# duda puerto paralelo



## orodrig2006 (May 29, 2006)

necesito pasar 1 byte (8 bits) por el puerto paralelo al computador,ya que al convertir una  señal analoga de 5 volts en el conversor ADC0804 en digital quedara 11111111,  pero el puerto paralelo por lo que me han dicho tiene 5 pines para entrada, una forma dicen que es mandar la información en 2 tramos, 
¿hay otra forma de hacerlo o como se hace esto ?
 ¿Existe un programa en VISUAl BASIC para controlar esto?
De antemano, graciass


----------



## alcana (Jun 2, 2006)

El puerto paralelo creo recordar que tiene 3 puertos uno de datos que seguro que es bidireccional y otro de estado y de control.
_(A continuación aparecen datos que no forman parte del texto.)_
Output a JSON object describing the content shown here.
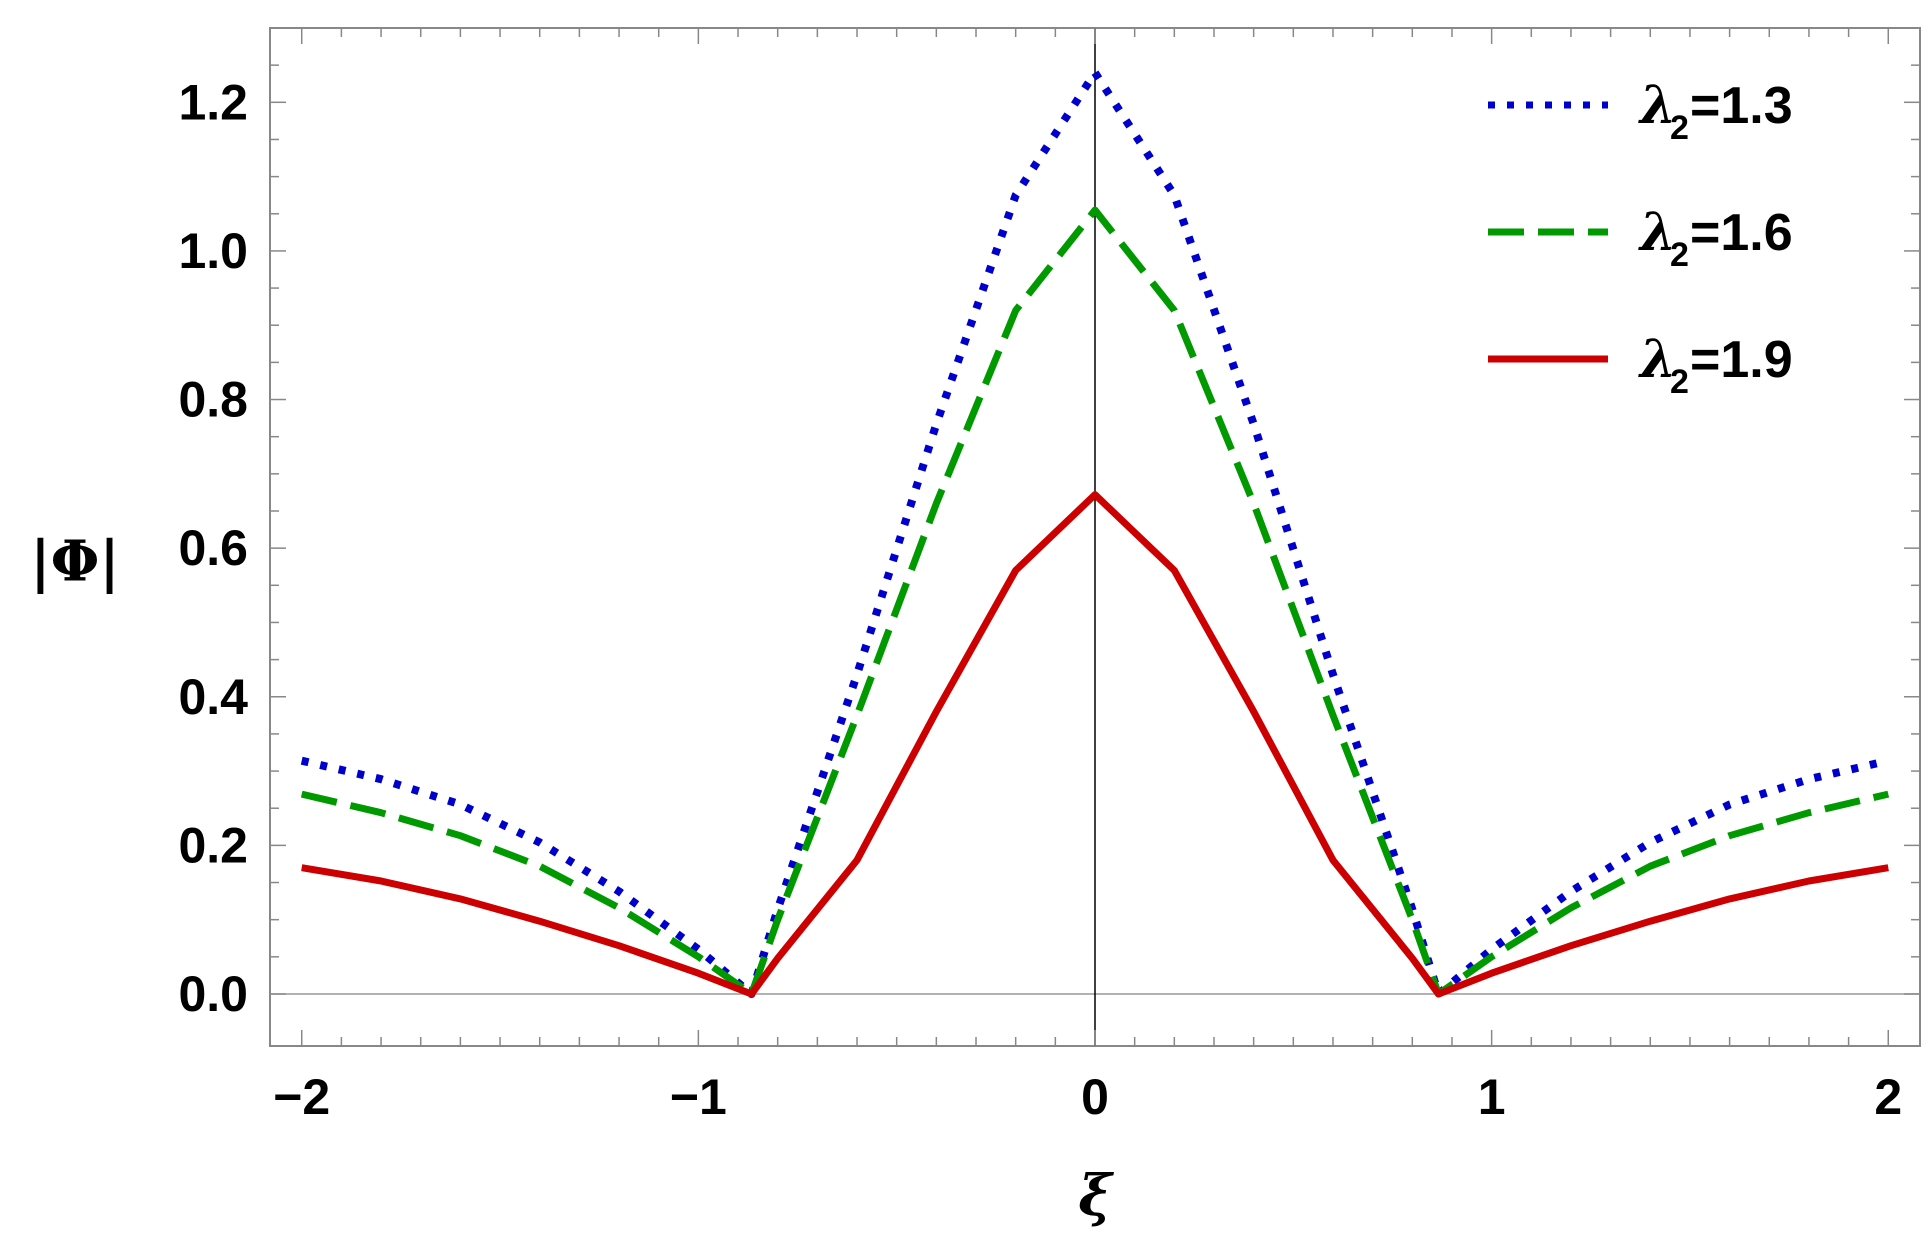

El de datos es de 8 bits.


----------



## MaMu (Jun 2, 2006)

orodrig2006 dijo:
			
		

> necesito pasar 1 byte (8 bits) por el puerto paralelo al computador,ya que al convertir una  señal analoga de 5 volts en el conversor ADC0804 en digital quedara 11111111,  pero el puerto paralelo por lo que me han dicho tiene 5 pines para entrada, una forma dicen que es mandar la información en 2 tramos,
> ¿hay otra forma de hacerlo o como se hace esto ?
> ¿Existe un programa en VISUAl BASIC para controlar esto?
> De antemano, graciass



SHL (and) SHR

o 

SHL (or) SHR

Con corrimientos juntas los 2 tramos.

Saludos.


----------